Not your father’s Macbeth….but maybe your great-great-great-great-grandfather’s? Adapted by William Davenant and first performed in 1664, the version of the Scottish play taking to the Folger stage in September was the most popular one well into the 18th century despite—or perhaps because of—the numerous departures from Shakespeare’s original text. To get you ready for this unique production, here are three key differences audiences should watch for once performances begin on September 4.
We hardly knew yee
If Young Siward, Lady Macbeth’s doctor, or the old man are your favorite characters, prepare yourself—you won’t find them here. A number of roles in Shakespeare’s play are missing from Davenant’s adaptation, which leaves room in the narrative for a number of additional scenes and musical performances…but more on that in a second. Most notably absent is the Porter, whose role is sometimes performed for comic relief.
So what has taken the place of these fine Scottish folk? Read on, Macduff!
Kate Eastwood Norris as Lady Macbeth in the 2008 Folger Theatre production of Macbeth. She will reprise the role in Folger Theatre’s 2018 production of William Davenant’s adaptation.
Look to the Ladies
Lady Macbeth is one of the most famous roles in all of Shakespeare, but her time on stage is surprisingly brief—according to David and Ben Crystal, she doesn’t even crack the top 20 largest female roles in Shakespeare. Meanwhile, Lady Macduff has but a single scene wherein she and her young son are murdered by Macbeth’s goonies, a perfect example of early modern fridging.
While neither woman survives Davenant’s Macbeth to lead a long and happy life in the Scottish countryside, both roles are notably expanded in this later version to account for the appearance of female actors on the English stage during the Restoration. As well as sharing a scene with one another, each gets additional onstage time with her husband. Showing more of the Macduffs together (Mr. Macduff also sees his role expanded) presents them as clear counterparts to the bloody Macbeths. In fact, one of these added scenes even shows Lady Macduff warning her husband against aiming for the Scottish throne.

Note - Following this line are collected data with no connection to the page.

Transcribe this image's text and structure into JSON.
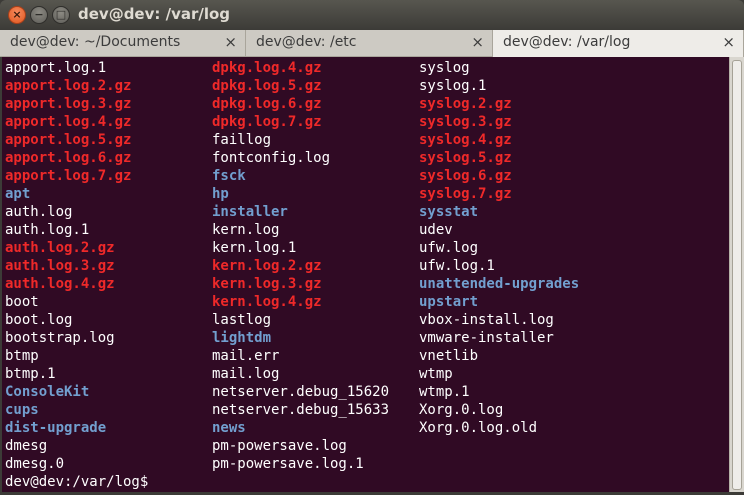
{
  "window": {
    "title": "dev@dev: /var/log",
    "close_glyph": "×",
    "min_glyph": "−",
    "max_glyph": "□"
  },
  "tabs": [
    {
      "label": "dev@dev: ~/Documents",
      "close": "×"
    },
    {
      "label": "dev@dev: /etc",
      "close": "×"
    },
    {
      "label": "dev@dev: /var/log",
      "close": "×"
    }
  ],
  "colors": {
    "plain": "#ffffff",
    "archive": "#ef2929",
    "directory": "#729fcf",
    "background": "#300a24"
  },
  "listing": {
    "col1": [
      {
        "t": "apport.log.1",
        "k": "plain"
      },
      {
        "t": "apport.log.2.gz",
        "k": "gz"
      },
      {
        "t": "apport.log.3.gz",
        "k": "gz"
      },
      {
        "t": "apport.log.4.gz",
        "k": "gz"
      },
      {
        "t": "apport.log.5.gz",
        "k": "gz"
      },
      {
        "t": "apport.log.6.gz",
        "k": "gz"
      },
      {
        "t": "apport.log.7.gz",
        "k": "gz"
      },
      {
        "t": "apt",
        "k": "dir"
      },
      {
        "t": "auth.log",
        "k": "plain"
      },
      {
        "t": "auth.log.1",
        "k": "plain"
      },
      {
        "t": "auth.log.2.gz",
        "k": "gz"
      },
      {
        "t": "auth.log.3.gz",
        "k": "gz"
      },
      {
        "t": "auth.log.4.gz",
        "k": "gz"
      },
      {
        "t": "boot",
        "k": "plain"
      },
      {
        "t": "boot.log",
        "k": "plain"
      },
      {
        "t": "bootstrap.log",
        "k": "plain"
      },
      {
        "t": "btmp",
        "k": "plain"
      },
      {
        "t": "btmp.1",
        "k": "plain"
      },
      {
        "t": "ConsoleKit",
        "k": "dir"
      },
      {
        "t": "cups",
        "k": "dir"
      },
      {
        "t": "dist-upgrade",
        "k": "dir"
      },
      {
        "t": "dmesg",
        "k": "plain"
      },
      {
        "t": "dmesg.0",
        "k": "plain"
      }
    ],
    "col2": [
      {
        "t": "dpkg.log.4.gz",
        "k": "gz"
      },
      {
        "t": "dpkg.log.5.gz",
        "k": "gz"
      },
      {
        "t": "dpkg.log.6.gz",
        "k": "gz"
      },
      {
        "t": "dpkg.log.7.gz",
        "k": "gz"
      },
      {
        "t": "faillog",
        "k": "plain"
      },
      {
        "t": "fontconfig.log",
        "k": "plain"
      },
      {
        "t": "fsck",
        "k": "dir"
      },
      {
        "t": "hp",
        "k": "dir"
      },
      {
        "t": "installer",
        "k": "dir"
      },
      {
        "t": "kern.log",
        "k": "plain"
      },
      {
        "t": "kern.log.1",
        "k": "plain"
      },
      {
        "t": "kern.log.2.gz",
        "k": "gz"
      },
      {
        "t": "kern.log.3.gz",
        "k": "gz"
      },
      {
        "t": "kern.log.4.gz",
        "k": "gz"
      },
      {
        "t": "lastlog",
        "k": "plain"
      },
      {
        "t": "lightdm",
        "k": "dir"
      },
      {
        "t": "mail.err",
        "k": "plain"
      },
      {
        "t": "mail.log",
        "k": "plain"
      },
      {
        "t": "netserver.debug_15620",
        "k": "plain"
      },
      {
        "t": "netserver.debug_15633",
        "k": "plain"
      },
      {
        "t": "news",
        "k": "dir"
      },
      {
        "t": "pm-powersave.log",
        "k": "plain"
      },
      {
        "t": "pm-powersave.log.1",
        "k": "plain"
      }
    ],
    "col3": [
      {
        "t": "syslog",
        "k": "plain"
      },
      {
        "t": "syslog.1",
        "k": "plain"
      },
      {
        "t": "syslog.2.gz",
        "k": "gz"
      },
      {
        "t": "syslog.3.gz",
        "k": "gz"
      },
      {
        "t": "syslog.4.gz",
        "k": "gz"
      },
      {
        "t": "syslog.5.gz",
        "k": "gz"
      },
      {
        "t": "syslog.6.gz",
        "k": "gz"
      },
      {
        "t": "syslog.7.gz",
        "k": "gz"
      },
      {
        "t": "sysstat",
        "k": "dir"
      },
      {
        "t": "udev",
        "k": "plain"
      },
      {
        "t": "ufw.log",
        "k": "plain"
      },
      {
        "t": "ufw.log.1",
        "k": "plain"
      },
      {
        "t": "unattended-upgrades",
        "k": "dir"
      },
      {
        "t": "upstart",
        "k": "dir"
      },
      {
        "t": "vbox-install.log",
        "k": "plain"
      },
      {
        "t": "vmware-installer",
        "k": "plain"
      },
      {
        "t": "vnetlib",
        "k": "plain"
      },
      {
        "t": "wtmp",
        "k": "plain"
      },
      {
        "t": "wtmp.1",
        "k": "plain"
      },
      {
        "t": "Xorg.0.log",
        "k": "plain"
      },
      {
        "t": "Xorg.0.log.old",
        "k": "plain"
      }
    ]
  },
  "prompt": "dev@dev:/var/log$"
}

Speaking of characters getting more stage time, another key difference between Shakespeare and Davenant’s Macbeths is the prevalence of the witches. Shakespeare’s treatment of the supernaturally weird sisters is thought to have been beefed up by Thomas Middleton sometime in the early 17th century, providing a solid foundation for Davenant to expand upon. Again, the change can be connected to the prevailing theatrical tastes of the time—the witches famously flew in Davenant’s staging, satisfying the demand for spectacular special effects, and they also performed a number of songs. Audiences will get be able to experience this unusually musical Macbeth at the Folger, as Folger Consort will be performing live musical accompaniment in the upcoming production.
The witches in a performance of Macbeth, as seen from backstage. Drawing by Thomas Rowlandson, late 18th or early 19th century. Folger Shakespeare Library. ART Box R883 no.1 (size L)
It’s also notable that while the witches appear in more scenes in this adaptation than in Shakespeare’s, there are also more characters aware of the weird sisters’ influence. The Macduffs get to have their own eerie experience while making their way home from the Macbeths’, and Seyton muses that he’ll “to the English Train whose Hopes are built / Upon their Cause, and not on witches Prophecies.” No longer a shady secret shared by a select few, the witches are a constant presence in Davenant’s Scotland.
Of course, these are just a few of the changes Davenant made when sitting down to amend Shakespeare’s thrilling tragedy for the 17th-century stage. What else did he tinker with? Well, you’ll just have to come see for yourself!